## Scheduled vs, RT total trip time

In [1]:
import _rt_scheduled_utils as rt_scheduled_utils
import _threshold_utils as threshold_utils
import altair as alt

import pandas as pd
from segment_speed_utils.project_vars import RT_SCHED_GCS, SEGMENT_GCS, analysis_date
from shared_utils import calitp_color_palette as cp



In [2]:
pd.options.display.max_columns = 100
pd.options.display.float_format = "{:.2f}".format
pd.set_option("display.max_rows", None)
pd.set_option("display.max_colwidth", None)

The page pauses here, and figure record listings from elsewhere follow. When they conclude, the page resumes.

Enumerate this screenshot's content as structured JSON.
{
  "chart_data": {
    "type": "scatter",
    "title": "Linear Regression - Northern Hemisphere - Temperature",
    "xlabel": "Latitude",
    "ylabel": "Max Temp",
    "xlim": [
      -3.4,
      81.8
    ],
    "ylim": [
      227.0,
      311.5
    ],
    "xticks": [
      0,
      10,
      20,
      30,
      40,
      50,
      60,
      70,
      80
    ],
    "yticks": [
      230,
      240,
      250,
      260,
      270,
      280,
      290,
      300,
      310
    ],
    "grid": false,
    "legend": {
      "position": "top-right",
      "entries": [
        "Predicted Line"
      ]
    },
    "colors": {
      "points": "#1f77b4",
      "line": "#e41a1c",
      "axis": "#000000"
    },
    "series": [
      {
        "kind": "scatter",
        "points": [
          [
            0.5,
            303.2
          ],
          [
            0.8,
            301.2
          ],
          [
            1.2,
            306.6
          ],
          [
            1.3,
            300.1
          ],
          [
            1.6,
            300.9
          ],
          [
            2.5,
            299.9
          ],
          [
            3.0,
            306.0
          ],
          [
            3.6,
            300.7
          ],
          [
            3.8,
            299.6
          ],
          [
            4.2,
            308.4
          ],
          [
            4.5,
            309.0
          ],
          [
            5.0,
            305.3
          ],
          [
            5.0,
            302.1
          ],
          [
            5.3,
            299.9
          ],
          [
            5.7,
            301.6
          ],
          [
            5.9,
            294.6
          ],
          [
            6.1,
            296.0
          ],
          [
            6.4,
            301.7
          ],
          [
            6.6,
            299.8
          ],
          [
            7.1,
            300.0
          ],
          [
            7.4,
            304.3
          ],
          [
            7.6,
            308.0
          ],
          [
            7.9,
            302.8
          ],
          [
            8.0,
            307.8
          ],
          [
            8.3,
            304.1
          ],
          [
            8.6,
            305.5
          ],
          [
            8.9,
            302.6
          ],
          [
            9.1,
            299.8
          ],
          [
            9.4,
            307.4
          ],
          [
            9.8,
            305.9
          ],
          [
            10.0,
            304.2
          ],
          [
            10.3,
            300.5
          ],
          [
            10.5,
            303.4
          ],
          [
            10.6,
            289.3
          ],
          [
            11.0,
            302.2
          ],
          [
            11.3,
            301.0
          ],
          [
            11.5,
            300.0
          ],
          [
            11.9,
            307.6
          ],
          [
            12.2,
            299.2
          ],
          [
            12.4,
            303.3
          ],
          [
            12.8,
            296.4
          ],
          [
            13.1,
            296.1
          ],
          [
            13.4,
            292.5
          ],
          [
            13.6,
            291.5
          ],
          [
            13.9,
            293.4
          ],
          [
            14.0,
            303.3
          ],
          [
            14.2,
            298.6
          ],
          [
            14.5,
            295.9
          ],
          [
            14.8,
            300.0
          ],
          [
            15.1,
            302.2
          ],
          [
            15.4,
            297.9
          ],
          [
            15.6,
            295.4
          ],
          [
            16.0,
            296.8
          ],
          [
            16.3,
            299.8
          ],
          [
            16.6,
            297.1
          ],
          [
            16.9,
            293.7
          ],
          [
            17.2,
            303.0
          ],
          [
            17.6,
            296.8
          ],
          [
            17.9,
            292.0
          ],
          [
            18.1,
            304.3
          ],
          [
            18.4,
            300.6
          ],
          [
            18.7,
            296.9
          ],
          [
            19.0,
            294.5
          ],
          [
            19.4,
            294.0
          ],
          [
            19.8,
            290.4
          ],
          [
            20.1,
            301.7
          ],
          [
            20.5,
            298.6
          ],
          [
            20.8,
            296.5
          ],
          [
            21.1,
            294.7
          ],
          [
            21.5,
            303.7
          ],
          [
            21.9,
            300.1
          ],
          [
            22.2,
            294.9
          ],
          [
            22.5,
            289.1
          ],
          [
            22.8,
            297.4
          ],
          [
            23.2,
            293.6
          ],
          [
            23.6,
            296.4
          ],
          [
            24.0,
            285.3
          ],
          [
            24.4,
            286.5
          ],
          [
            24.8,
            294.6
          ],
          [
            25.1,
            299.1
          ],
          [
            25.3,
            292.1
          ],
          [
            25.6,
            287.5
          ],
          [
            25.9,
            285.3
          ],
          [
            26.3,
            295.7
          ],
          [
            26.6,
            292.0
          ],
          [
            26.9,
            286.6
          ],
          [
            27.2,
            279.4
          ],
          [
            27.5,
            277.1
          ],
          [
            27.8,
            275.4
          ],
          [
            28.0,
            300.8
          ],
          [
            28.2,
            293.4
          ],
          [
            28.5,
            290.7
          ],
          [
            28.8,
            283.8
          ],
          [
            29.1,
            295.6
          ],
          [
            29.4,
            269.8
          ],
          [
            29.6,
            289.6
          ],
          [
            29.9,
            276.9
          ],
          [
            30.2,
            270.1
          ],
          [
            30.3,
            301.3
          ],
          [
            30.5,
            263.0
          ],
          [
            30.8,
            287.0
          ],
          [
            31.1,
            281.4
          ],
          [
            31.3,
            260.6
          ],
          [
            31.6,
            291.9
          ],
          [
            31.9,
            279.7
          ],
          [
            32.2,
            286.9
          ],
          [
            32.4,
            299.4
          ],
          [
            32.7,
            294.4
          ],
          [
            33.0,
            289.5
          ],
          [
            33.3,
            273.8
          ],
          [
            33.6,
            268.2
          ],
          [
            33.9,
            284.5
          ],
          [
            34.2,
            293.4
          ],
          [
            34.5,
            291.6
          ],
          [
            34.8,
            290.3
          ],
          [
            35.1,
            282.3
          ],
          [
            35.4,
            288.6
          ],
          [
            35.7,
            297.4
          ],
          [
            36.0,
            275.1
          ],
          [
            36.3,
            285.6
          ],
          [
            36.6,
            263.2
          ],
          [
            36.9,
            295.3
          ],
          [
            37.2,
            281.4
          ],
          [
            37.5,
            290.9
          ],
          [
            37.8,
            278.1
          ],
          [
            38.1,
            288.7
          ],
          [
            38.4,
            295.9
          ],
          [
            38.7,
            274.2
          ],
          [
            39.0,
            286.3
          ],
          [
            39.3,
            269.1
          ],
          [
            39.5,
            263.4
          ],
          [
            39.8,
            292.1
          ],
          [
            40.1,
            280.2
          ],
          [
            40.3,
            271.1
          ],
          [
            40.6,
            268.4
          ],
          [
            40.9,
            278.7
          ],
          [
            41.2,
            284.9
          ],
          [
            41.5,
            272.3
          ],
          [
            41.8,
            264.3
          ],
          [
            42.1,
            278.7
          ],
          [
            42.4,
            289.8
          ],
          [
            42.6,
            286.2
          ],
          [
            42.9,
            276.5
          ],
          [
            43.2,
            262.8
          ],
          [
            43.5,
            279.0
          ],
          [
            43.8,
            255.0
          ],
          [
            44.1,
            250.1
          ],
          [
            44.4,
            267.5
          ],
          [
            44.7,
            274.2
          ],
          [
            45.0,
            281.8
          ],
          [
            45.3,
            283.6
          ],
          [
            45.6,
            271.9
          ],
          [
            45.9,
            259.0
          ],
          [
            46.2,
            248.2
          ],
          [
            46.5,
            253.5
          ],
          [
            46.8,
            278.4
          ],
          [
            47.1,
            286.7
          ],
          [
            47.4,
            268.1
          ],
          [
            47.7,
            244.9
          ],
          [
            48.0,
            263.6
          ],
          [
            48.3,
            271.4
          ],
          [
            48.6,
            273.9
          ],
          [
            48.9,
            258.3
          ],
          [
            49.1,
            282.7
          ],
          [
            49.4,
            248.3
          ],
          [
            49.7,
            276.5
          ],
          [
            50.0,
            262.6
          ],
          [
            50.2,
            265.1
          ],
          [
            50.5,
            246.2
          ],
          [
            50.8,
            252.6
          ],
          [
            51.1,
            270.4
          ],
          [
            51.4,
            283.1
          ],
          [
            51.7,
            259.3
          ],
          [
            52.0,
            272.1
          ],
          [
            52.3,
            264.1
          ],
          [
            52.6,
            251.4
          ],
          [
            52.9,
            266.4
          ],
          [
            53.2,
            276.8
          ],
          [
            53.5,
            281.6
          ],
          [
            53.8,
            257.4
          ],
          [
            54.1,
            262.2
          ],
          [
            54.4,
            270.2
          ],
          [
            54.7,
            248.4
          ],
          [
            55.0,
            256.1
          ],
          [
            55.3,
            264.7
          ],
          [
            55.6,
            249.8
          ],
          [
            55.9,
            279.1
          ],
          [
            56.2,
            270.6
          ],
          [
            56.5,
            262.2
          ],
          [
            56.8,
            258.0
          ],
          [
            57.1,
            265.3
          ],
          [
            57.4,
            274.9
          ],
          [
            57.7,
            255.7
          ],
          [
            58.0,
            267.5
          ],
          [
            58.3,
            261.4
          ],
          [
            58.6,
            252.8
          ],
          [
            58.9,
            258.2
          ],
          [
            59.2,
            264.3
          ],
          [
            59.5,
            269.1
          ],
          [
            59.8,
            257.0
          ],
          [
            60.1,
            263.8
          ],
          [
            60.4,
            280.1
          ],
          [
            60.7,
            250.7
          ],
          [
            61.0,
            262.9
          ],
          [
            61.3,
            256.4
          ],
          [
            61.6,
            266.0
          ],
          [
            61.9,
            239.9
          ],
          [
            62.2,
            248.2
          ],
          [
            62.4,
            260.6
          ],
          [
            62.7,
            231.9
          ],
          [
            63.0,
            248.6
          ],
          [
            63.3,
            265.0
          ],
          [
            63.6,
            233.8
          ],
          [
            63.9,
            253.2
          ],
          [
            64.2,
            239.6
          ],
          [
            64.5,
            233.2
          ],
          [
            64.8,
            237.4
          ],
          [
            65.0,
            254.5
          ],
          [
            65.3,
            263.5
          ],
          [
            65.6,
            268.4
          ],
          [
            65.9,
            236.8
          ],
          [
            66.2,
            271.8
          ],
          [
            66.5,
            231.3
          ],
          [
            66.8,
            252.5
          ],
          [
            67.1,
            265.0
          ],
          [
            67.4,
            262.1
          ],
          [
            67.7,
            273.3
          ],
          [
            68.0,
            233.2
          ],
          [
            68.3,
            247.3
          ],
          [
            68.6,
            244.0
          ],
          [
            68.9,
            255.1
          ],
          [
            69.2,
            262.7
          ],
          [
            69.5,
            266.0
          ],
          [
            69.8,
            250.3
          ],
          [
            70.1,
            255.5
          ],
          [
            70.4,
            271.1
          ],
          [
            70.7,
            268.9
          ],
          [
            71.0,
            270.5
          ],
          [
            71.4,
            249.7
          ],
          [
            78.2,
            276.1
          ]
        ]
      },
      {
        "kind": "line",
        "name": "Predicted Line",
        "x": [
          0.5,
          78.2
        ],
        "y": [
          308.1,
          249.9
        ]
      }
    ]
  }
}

### Deliverable 1 -Dataframe

In [4]:
# Final df - saved to GCS as well
final = rt_scheduled_utils.final_df(rt_scheduled_utils.find_metrics(analysis_date), analysis_date)

In [5]:
final.shape

(98105, 21)

In [6]:
# No more negative trips
len(final.loc[final['Actual Trip Duration Minutes'] < 0])

0

### Deliverable 2 - Charts 

In [7]:
rt_scheduled_utils.operator_level_visuals(final)

In [8]:
rt_scheduled_utils.create_statewide_visuals(final)

#### Other Charts

In [20]:
alt.data_transformers.enable('default', max_rows=None)

DataTransformerRegistry.enable('default')

In [21]:
exclude_none = final.loc[final['Gtfs Dataset Name'] != 'None'].reset_index(drop = True)

In [22]:
exclude_none["Ping Category"] = exclude_none.apply(pings, axis=1)

In [23]:
rule = alt.Chart(exclude_none[['Trip Category', 'Rt Data Proportion Percentage']]).mark_rule(color='red', strokeDash=[10, 7]).encode(
    y='mean(Rt Data Proportion Percentage):Q'
)

In [24]:
bar = alt.Chart(exclude_none[['Trip Category', 'Rt Data Proportion Percentage']]).mark_bar().encode(
     x=alt.X('Trip Category:O', axis=alt.Axis(labelAngle = -45)),
    y='mean(Rt Data Proportion Percentage):Q',
    color=alt.Color('Trip Category:O', scale=alt.Scale(range =cp.CALITP_CATEGORY_BRIGHT_COLORS)),
).properties(title = "Average % of Realtime vs. Scheduled Data")

In [25]:
threshold_utils.chart_size((bar+rule), 500,400)

In [26]:
agg2 = (exclude_none
        .groupby(['Ping Category', 'Rt Category'])
        .agg({'Trip Id':'count'})
        .reset_index()
        .rename(columns = {'Trip Id':'Total Trips'})
       )

In [27]:
threshold_utils.chart_size(alt.Chart(agg2).mark_rect().encode(
    x=alt.X('Ping Category:O', axis=alt.Axis(labelAngle = -45)),
    y='Rt Category:O',
    color=alt.Color('Total Trips:Q', scale=alt.Scale(range =cp.CALITP_SEQUENTIAL_COLORS)),
    tooltip = agg2.columns.tolist()).properties(title = "Total Trips by RT vs. Scheduled % and Pings per Minute"),500,400)

In [33]:
agg3 = (exclude_none
        .groupby(['Ping Category', 'Trip Category'])
        .agg({'Rt Data Proportion Percentage':'mean'})
        .rename(columns = {'Rt Data Proportion Percentage':'Average Rt Data Proportion Percentage'})
        .reset_index()
       )

In [38]:
threshold_utils.chart_size(alt.Chart(agg3).mark_rect().encode(
    x=alt.X('Ping Category:O', axis=alt.Axis(labelAngle = -45)),
    y='Trip Category:O',
    color=alt.Color('Average Rt Data Proportion Percentage:Q', scale=alt.Scale(range =cp.CALITP_SEQUENTIAL_COLORS)),
    tooltip = agg3.columns.tolist())
    .properties(title = "Relationship between Trip Duration, Pings per Minute, and Average RT vs. Scheduled %"),500,400)